89% of metropolitan areas show increase in holders behind on payments.
COLUMBUS -- Delinquency rates and debt among credit-card holders both in Columbus and nationally are starting to inch higher again.
Despite the increase, delinquency rates remain near the historic lows to which they fell this spring.
The delinquency rate, the proportion of borrowers 90 days or more past due, inched up to 0.7 percent in the third quarter for the Columbus metropolitan area compared with 0.57 percent in the second quarter, according to a new report by credit-reporting agency TransUnion.
The 0.7 percent rate means about 7 out of 1,000 credit-card consumers are delinquent.
Despite the increase in debt or the delinquency rate, there is no worry that consumers are going back to their old ways of racking up major credit-card debt, as was the case before the severe recession hit, said Ezra Becker, vice president of research and consulting for TransUnion's financial-services business unit.
"There's no cause for concern at all," he said.
For Ohio, the rate rose to 0.74 percent in the quarter from 0.6 percent in the second quarter.
The U.S. rate rose to 0.71 percent in the third quarter from 0.6 percent in the second quarter.
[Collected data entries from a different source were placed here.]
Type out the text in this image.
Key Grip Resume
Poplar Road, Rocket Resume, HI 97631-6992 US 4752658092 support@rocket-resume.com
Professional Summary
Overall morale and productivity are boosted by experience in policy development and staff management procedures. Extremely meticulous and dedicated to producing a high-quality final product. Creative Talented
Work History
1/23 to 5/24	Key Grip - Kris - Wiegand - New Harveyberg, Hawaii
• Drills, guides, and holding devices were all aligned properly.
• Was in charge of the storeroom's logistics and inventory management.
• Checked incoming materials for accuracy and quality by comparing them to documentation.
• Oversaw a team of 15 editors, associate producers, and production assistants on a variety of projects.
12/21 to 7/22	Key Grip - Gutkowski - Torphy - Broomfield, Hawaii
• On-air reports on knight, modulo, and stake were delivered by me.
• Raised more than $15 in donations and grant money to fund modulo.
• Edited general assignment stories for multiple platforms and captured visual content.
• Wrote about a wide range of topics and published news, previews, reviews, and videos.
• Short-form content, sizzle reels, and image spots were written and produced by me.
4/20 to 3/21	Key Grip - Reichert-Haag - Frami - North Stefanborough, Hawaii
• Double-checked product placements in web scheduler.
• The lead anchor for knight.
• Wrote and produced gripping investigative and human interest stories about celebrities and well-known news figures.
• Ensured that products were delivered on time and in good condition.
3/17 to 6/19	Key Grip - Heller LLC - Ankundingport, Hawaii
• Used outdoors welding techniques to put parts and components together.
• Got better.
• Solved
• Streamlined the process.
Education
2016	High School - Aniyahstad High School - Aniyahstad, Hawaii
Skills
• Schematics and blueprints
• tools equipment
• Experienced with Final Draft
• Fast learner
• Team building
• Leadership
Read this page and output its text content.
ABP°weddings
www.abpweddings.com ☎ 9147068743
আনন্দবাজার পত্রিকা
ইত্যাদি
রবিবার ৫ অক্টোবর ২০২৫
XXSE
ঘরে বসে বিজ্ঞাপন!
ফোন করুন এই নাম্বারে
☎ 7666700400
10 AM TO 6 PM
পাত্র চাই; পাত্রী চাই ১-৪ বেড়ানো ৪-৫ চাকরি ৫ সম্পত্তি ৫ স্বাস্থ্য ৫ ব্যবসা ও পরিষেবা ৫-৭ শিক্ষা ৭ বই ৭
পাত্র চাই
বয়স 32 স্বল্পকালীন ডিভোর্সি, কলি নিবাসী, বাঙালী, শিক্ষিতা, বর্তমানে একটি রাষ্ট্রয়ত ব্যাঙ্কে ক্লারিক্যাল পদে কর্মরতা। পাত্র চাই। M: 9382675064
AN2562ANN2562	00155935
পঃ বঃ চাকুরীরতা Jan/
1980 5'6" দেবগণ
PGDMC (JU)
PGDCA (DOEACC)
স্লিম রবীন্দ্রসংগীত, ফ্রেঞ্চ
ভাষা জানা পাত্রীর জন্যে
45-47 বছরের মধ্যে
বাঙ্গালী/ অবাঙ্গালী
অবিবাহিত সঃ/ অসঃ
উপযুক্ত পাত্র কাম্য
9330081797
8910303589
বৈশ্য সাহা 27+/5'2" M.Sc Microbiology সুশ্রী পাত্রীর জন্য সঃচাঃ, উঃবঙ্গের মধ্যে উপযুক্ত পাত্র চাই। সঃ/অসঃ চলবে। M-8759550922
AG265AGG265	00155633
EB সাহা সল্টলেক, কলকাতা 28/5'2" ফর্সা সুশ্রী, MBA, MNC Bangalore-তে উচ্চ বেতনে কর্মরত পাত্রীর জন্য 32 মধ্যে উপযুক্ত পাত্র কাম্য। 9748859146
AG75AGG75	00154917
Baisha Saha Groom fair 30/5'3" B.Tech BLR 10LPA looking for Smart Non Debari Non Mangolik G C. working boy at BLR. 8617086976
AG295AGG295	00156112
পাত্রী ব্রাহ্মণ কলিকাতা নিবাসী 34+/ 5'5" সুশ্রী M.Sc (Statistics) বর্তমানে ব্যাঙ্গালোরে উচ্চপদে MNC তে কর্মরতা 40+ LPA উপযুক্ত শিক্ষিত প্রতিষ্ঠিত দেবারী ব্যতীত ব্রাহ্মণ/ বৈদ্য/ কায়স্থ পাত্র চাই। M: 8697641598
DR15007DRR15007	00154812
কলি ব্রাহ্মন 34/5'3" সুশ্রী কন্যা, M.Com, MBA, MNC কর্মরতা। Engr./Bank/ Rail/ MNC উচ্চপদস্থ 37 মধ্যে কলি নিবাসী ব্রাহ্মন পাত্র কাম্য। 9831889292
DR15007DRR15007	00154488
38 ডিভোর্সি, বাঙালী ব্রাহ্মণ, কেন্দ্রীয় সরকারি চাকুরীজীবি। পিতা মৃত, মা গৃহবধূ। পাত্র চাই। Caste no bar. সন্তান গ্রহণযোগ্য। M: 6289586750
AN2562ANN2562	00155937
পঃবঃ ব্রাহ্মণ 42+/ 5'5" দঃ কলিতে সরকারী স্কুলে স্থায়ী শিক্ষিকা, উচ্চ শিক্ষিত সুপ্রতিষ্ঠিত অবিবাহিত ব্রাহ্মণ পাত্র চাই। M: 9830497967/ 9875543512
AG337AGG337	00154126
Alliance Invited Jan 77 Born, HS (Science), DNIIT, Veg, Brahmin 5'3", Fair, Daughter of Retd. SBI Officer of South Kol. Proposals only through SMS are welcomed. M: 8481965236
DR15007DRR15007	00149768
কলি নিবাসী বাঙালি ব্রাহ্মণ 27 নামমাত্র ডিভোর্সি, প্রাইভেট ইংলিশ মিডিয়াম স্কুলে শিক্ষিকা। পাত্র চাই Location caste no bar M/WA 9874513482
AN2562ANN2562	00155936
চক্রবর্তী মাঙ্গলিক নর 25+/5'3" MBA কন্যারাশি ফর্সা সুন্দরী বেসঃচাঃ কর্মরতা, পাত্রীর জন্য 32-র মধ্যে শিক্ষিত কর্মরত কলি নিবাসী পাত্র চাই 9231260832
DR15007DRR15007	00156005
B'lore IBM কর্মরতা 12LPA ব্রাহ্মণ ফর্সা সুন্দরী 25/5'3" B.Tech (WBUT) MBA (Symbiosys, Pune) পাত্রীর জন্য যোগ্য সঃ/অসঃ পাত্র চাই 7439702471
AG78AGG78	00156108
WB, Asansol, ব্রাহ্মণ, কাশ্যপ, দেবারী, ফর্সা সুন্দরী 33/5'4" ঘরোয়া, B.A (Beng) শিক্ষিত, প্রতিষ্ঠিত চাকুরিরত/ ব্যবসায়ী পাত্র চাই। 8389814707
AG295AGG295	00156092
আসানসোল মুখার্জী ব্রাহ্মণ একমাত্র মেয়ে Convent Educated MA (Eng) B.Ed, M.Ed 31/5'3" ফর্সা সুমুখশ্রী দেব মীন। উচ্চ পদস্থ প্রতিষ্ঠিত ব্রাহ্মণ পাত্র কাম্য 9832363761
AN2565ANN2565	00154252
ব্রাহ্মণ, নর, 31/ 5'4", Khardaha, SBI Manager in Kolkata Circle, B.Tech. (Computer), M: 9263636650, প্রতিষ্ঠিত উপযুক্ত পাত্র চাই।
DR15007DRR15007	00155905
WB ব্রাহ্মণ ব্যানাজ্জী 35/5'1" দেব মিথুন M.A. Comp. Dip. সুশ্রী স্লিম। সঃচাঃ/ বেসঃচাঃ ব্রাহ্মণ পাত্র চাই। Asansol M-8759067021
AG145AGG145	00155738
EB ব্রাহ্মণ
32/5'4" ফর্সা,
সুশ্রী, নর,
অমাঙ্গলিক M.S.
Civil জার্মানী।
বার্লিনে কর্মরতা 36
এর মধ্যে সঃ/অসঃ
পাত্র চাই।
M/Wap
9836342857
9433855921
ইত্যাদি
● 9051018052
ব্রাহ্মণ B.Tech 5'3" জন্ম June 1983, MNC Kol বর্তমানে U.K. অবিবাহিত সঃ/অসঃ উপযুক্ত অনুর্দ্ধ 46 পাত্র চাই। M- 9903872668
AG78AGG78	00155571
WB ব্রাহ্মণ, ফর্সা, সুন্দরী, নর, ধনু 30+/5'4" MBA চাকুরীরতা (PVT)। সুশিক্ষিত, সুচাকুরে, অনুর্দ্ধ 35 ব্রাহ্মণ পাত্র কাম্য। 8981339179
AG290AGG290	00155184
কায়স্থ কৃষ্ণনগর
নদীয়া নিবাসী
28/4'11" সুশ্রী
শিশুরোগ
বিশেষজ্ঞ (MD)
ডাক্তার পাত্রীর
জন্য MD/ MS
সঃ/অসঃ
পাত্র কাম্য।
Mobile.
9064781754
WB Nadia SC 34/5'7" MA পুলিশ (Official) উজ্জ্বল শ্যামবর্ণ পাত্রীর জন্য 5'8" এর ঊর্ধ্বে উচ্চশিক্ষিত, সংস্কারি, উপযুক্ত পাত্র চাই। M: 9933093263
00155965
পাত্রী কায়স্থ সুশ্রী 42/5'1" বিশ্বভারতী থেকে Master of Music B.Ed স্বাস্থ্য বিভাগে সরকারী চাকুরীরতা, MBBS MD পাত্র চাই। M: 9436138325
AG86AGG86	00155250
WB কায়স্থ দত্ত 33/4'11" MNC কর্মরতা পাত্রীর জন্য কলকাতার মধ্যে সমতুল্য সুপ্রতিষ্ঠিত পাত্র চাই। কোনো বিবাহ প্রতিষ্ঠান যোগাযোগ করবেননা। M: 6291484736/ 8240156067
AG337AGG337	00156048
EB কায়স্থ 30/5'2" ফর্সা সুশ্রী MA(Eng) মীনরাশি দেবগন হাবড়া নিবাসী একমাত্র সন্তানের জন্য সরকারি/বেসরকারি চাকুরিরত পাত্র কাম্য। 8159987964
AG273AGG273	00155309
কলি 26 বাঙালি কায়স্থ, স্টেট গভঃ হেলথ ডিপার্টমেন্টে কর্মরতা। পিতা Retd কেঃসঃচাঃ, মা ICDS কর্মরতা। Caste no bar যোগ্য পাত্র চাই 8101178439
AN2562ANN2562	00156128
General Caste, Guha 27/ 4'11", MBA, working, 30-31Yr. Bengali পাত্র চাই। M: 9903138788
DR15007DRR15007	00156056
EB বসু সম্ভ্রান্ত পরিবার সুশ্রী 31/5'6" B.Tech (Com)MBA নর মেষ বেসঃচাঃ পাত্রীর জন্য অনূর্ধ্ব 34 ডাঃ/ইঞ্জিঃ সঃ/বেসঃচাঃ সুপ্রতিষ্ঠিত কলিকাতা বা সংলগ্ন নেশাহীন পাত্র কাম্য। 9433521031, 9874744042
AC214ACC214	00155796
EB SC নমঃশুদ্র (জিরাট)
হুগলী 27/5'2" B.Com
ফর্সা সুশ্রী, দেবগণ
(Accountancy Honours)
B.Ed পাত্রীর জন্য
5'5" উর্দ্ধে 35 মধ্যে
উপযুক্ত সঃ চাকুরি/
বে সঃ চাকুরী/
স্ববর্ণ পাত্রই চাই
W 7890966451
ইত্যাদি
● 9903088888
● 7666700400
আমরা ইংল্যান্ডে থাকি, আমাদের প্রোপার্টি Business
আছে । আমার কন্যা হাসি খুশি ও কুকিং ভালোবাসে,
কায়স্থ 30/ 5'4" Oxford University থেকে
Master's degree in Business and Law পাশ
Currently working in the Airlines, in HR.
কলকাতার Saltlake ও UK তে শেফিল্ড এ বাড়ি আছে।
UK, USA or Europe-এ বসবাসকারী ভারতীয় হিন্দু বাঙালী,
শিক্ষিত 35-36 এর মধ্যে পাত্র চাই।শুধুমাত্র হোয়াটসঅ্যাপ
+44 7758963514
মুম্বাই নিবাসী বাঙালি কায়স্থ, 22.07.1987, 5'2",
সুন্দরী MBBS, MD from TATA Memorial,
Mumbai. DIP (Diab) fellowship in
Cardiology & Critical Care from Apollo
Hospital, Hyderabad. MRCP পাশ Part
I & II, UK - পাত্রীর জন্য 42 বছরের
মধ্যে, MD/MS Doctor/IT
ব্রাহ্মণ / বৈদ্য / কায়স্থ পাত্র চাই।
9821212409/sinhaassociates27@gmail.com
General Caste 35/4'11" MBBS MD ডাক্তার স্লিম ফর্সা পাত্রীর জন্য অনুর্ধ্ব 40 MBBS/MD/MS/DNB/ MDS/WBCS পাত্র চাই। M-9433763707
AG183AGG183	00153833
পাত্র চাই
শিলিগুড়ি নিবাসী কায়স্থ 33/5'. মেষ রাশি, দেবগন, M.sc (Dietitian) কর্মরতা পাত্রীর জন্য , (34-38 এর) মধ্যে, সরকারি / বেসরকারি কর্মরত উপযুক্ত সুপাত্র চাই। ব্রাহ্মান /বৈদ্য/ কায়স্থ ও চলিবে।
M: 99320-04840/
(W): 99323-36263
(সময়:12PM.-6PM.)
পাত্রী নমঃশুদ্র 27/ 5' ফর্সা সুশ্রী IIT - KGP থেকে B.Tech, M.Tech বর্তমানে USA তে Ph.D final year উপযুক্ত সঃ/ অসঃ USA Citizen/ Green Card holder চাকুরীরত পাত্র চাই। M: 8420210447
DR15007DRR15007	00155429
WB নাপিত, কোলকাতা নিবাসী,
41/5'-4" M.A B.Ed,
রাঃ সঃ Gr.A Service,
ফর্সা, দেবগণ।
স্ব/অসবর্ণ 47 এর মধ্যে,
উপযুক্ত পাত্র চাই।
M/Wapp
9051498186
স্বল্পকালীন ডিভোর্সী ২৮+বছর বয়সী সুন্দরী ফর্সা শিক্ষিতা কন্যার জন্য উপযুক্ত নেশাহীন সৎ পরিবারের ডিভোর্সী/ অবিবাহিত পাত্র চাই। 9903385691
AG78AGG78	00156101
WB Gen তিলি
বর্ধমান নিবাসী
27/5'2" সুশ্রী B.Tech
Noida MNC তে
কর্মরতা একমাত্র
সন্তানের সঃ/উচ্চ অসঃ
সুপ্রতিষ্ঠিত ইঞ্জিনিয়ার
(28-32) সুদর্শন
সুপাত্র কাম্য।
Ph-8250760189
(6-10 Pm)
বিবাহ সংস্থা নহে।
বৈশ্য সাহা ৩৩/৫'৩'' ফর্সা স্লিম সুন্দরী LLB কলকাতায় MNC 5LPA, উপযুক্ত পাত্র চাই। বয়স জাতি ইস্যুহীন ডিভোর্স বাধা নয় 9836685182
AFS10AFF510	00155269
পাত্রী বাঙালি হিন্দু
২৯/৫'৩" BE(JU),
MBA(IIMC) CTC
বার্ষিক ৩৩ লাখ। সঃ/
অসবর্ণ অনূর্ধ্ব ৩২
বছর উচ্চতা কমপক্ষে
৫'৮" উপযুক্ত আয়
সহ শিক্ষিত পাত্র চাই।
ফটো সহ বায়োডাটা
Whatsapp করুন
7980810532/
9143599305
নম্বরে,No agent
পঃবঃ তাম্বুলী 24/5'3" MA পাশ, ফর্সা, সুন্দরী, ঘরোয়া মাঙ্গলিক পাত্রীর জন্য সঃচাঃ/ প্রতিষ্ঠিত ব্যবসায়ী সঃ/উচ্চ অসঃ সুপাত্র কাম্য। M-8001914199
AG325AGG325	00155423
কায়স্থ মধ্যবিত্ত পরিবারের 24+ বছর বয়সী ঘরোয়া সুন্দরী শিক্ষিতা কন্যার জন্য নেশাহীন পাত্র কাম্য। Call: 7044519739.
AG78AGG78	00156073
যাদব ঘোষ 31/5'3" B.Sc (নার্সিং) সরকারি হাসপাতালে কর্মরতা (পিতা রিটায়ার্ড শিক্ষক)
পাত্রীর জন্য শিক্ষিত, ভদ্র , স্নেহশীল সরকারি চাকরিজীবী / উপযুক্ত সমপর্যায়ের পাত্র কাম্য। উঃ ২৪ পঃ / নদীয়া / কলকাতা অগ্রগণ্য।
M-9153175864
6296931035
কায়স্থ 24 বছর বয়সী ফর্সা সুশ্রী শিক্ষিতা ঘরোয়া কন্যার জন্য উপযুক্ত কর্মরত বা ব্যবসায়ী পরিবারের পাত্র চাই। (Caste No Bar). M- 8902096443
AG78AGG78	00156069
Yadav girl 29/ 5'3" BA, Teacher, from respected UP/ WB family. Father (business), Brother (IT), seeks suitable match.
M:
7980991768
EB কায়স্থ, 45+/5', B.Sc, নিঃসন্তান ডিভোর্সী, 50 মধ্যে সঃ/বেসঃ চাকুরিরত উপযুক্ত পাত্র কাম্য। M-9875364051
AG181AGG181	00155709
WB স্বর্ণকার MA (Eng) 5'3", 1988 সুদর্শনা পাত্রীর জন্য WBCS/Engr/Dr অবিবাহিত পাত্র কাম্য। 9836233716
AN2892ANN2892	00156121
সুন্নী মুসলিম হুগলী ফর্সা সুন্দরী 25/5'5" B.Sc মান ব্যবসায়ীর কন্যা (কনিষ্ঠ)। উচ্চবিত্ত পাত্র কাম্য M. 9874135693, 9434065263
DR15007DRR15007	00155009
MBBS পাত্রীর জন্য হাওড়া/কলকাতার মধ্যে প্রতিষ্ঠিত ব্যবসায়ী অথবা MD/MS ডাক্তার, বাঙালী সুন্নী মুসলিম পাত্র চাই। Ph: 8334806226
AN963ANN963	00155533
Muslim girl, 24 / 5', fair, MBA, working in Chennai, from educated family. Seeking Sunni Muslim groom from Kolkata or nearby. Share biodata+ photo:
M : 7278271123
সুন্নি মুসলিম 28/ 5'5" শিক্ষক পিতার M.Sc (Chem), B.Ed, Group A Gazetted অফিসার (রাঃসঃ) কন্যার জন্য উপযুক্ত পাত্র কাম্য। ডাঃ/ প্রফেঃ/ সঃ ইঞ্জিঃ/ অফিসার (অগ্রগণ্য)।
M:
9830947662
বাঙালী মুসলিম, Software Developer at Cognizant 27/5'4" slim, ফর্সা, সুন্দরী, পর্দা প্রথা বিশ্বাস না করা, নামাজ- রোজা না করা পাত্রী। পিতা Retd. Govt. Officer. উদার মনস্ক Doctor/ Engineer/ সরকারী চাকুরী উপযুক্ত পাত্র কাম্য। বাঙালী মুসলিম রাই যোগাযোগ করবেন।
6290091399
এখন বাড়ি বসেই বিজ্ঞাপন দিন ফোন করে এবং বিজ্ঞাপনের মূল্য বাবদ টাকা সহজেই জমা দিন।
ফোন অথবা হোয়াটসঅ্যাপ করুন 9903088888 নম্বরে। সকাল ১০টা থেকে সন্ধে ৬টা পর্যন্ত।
An increase in the delinquency rate for Columbus is not exceptional. TransUnion said 89 percent of metropolitan areas showed an increase in delinquency rates.
Average credit-card debt increased $63 in the quarter to $4,762 per borrower, an amount that also remains near historic lows.
The increase in the delinquency rate is the first in two years and is just above the second-quarter rate, which was the lowest in 16 years.
The rise reflects that credit-card companies are issuing more credit cards to higher-risk borrowers while consumers with higher credit scores are opening fewer accounts, Mr. Becker said.
That more high-risk consumers are getting increased access to credit is a good thing, with unemployment remaining stubbornly high and the economy still weak, Mr. Becker said.
More credit gives these consumers some breathing room to cover expenses, he said.
"They desperately need credit to get through tough times," he said.
Even with improved access to credit, lenders and credit-card consumers are remaining cautious about credit use, he said.
"We don't see evidence of a spending spree," Mr. Becker said.
Neither does Janet Harrison, a financial counselor with the Consumer Credit Counseling Service in Columbus.
"In general, credit-card use is down," she said. "People are scared, holding onto their money and using less credit."
Ms. Harrison said she was not surprised to see that the delinquency rate is creeping higher, given the continual high unemployment rate and that others are unable to find any but part-time work.